Responde el señor Troll:

—Todo eso que dice está muy bien, señor director. Pero lo malo de la muerte no es tan sólo el no poder hacer nunca más las cosas que se hacían estando vivo. Está también la pena de dejar para siempre a tantas personas queridas.

—¡Muy bien! Tampoco esta pena, hijo mío, va a poder sentirla, precisamente porque estará muerto.

—Y además, señor director, ¿quién nos asegura que después de la muerte no hay nada?

—Esperaba esta objeción, señor Troll. Una objeción más que razonable. Pasemos pues al meollo del problema.

—Le escucho, señor director.

—Bien. Es evidente que las posibilidades son dos: o después de la muerte existe una segunda vida del tipo que sea, o después de la muerte no hay nada. Evidente, me atrevería a decir, elemental. Ahora consideremos la hipótesis de que usted…

—Pero, realmente, yo…

—Es sólo una hipótesis, repito, que no prejuzga en absoluto lo que puedan ser sus convicciones personales. Es decir, supongamos que usted, señor Troll, no cree en el más allá. En este caso, si usted encuentra una segunda vida, tendrá una agradabilísima sorpresa, que redundará en beneficio suyo; y no tendrá razones para lamentarse. Es evidente que el pesar por las personas queridas que habrá tenido que abandonar se verá enormemente mitigado por la certeza de que también ellas, un día u otro, llegarán a donde usted está. Además le queda el consuelo de reencontrar, en el otro mundo, parientes y amigos ya desaparecidos antes que usted.

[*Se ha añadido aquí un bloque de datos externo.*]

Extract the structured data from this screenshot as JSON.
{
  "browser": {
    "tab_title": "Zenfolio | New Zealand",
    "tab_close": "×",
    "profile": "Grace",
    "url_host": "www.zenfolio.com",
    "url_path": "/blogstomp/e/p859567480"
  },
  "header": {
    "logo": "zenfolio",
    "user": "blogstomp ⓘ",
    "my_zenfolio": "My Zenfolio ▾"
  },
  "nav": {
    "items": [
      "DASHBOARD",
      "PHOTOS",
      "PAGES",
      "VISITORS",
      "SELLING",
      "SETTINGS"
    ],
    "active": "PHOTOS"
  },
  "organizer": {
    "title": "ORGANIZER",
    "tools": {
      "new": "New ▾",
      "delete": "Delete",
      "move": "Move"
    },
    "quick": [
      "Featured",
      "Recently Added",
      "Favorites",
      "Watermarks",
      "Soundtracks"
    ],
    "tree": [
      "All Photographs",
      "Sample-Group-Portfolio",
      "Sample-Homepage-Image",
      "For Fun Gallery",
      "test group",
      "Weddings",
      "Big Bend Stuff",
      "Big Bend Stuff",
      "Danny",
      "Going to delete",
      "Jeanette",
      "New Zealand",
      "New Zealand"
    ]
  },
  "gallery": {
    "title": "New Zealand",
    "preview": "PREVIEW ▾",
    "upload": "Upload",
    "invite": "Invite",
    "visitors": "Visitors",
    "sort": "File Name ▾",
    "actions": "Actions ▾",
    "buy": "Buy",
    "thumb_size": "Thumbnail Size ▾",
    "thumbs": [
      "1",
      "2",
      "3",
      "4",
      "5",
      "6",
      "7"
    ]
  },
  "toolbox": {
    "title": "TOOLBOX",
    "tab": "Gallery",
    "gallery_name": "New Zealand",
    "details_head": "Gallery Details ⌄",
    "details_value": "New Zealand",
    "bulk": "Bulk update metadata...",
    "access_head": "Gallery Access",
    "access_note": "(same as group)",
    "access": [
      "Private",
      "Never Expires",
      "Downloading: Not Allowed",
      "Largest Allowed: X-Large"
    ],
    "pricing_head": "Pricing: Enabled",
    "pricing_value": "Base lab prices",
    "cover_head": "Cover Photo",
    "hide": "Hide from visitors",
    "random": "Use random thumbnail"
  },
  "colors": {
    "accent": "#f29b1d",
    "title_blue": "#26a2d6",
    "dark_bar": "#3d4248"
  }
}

—Bueno, lo de los parientes…

—Ah, perdóneme… —dice el director que por un momento ha olvidado que se las está viendo con un uxoricida—. En cualquier caso, hasta aquí me parece que no puede haber objeciones. Ahora consideremos la otra eventualidad. Es decir, que del otro lado no haya nada. Pero precisamente porque no hay nada, y la nada implica que usted tampoco exista, usted no tiene la posibilidad de darse cuenta, como ya hemos visto. En resumidas cuentas, ningún pesar. Es evidente que la habitual desesperación de los que no tienen fe carece de fundamento.

—Pero es que yo, señor director, no es que sea tan escéptico. Es más, tengo la sensación de que…

—Perfectamente. Consideremos ahora al hombre que cree en el más allá. De entrada es lógico que, debido precisamente a dicha convicción, se enfrente a la muerte con considerable serenidad. Pues bien, sigámosle en el acto de franquear el famoso umbral. Avanza, ya ha pasado, mira en derredor suyo, se da cuenta de existir todavía, de forma completamente distinta quizá, pero existe. Su fe ha sido recompensada, se siente consolado y despojado de todo peso material, puede ocurrir incluso que encuentre la felicidad inútilmente buscada sobre la tierra.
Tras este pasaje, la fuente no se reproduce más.